Se houver um concurso dos desenhos mais famosos do mundo, Leonardo venceria com seu Homem Vitruviano. O famoso quadro com a dupla imagem de uma figura masculina nua com os braços e pernas esticados dentro de um círculo e um quadrado veio da Gallerie dell’Accademia, de Veneza. É um desenho anatômico inspirado na obra do arquiteto romano Vitruvio, e produzida quando Leonardo realizava uma pesquisa em matemática e geometria aplicadas aos seres humanos.

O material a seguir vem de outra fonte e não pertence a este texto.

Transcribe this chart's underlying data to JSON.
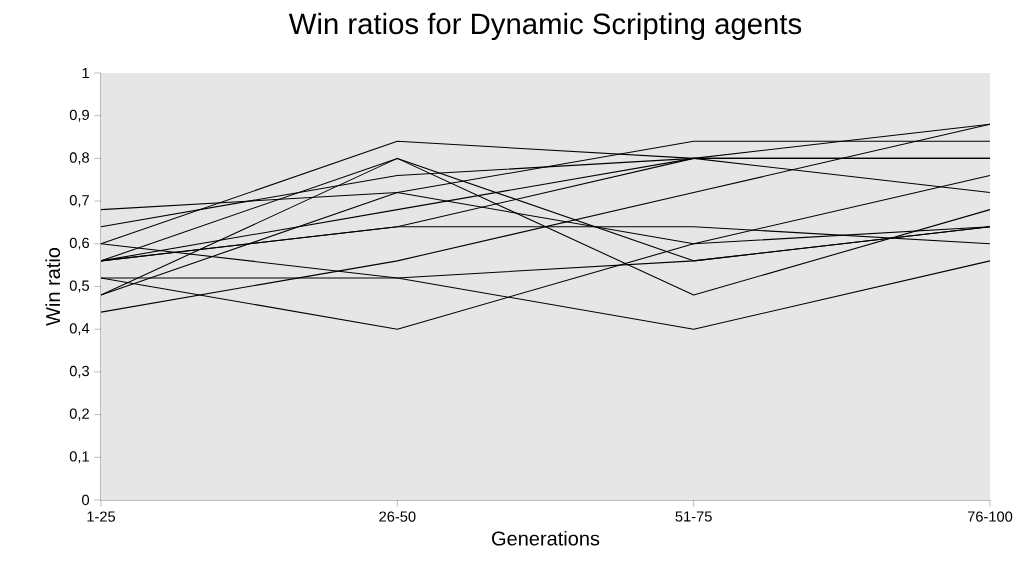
{
  "chart_data": {
    "type": "line",
    "title": "Win ratios for Dynamic Scripting agents",
    "xlabel": "Generations",
    "ylabel": "Win ratio",
    "categories": [
      "1-25",
      "26-50",
      "51-75",
      "76-100"
    ],
    "ylim": [
      0,
      1
    ],
    "yticks": [
      0,
      {
        "value": 0.1,
        "label": "0,1"
      },
      {
        "value": 0.2,
        "label": "0,2"
      },
      {
        "value": 0.3,
        "label": "0,3"
      },
      {
        "value": 0.4,
        "label": "0,4"
      },
      {
        "value": 0.5,
        "label": "0,5"
      },
      {
        "value": 0.6,
        "label": "0,6"
      },
      {
        "value": 0.7,
        "label": "0,7"
      },
      {
        "value": 0.8,
        "label": "0,8"
      },
      {
        "value": 0.9,
        "label": "0,9"
      },
      1
    ],
    "marker": "none",
    "line_style": "solid",
    "series": [
      {
        "color": "#000000",
        "values": [
          0.6,
          0.84,
          0.8,
          0.72
        ]
      },
      {
        "color": "#000000",
        "values": [
          0.56,
          0.8,
          0.56,
          0.64
        ]
      },
      {
        "color": "#000000",
        "values": [
          0.48,
          0.8,
          0.48,
          0.68
        ]
      },
      {
        "color": "#000000",
        "values": [
          0.64,
          0.76,
          0.8,
          0.8
        ]
      },
      {
        "color": "#000000",
        "values": [
          0.68,
          0.72,
          0.84,
          0.84
        ]
      },
      {
        "color": "#000000",
        "values": [
          0.48,
          0.72,
          0.6,
          0.64
        ]
      },
      {
        "color": "#000000",
        "values": [
          0.56,
          0.68,
          0.8,
          0.8
        ]
      },
      {
        "color": "#000000",
        "values": [
          0.56,
          0.64,
          0.8,
          0.88
        ]
      },
      {
        "color": "#000000",
        "values": [
          0.56,
          0.64,
          0.64,
          0.6
        ]
      },
      {
        "color": "#000000",
        "values": [
          0.44,
          0.56,
          0.72,
          0.88
        ]
      },
      {
        "color": "#000000",
        "values": [
          0.6,
          0.52,
          0.56,
          0.64
        ]
      },
      {
        "color": "#000000",
        "values": [
          0.52,
          0.52,
          0.4,
          0.56
        ]
      },
      {
        "color": "#000000",
        "values": [
          0.52,
          0.4,
          0.6,
          0.76
        ]
      }
    ]
  }
}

Uma representação do homem idealmente proporcionado, um desenho de tinta sobre papel tão frágil que não é sempre que está à mostra para o público.

 

A Virgem e o Menino com Santa Ana

Esta pintura é “o testamento de Leonardo”, segundo Delieuvin – a única na qual ele trabalhou mais tempo. O mestre renascentista passou 20 anos aperfeiçoando esta obra e produziu mais esboços preparatórios dela do que no caso de qualquer outra pintura. Se Mona Lisa representa uma única figura, aqui são três figuras magnificamente entrelaçadas com uma elaborada paisagem de montanhas no fundo. Na opinião dos curadores do Louvre, esta é uma realização maior do que a Mona Lisa e São João Batista, outra obra na coleção do Louvre que, para Delieuvin, “talvez seja a mais reveladora, a mais ambiciosa e a mais completa pintura em termos de técnica pictórica”.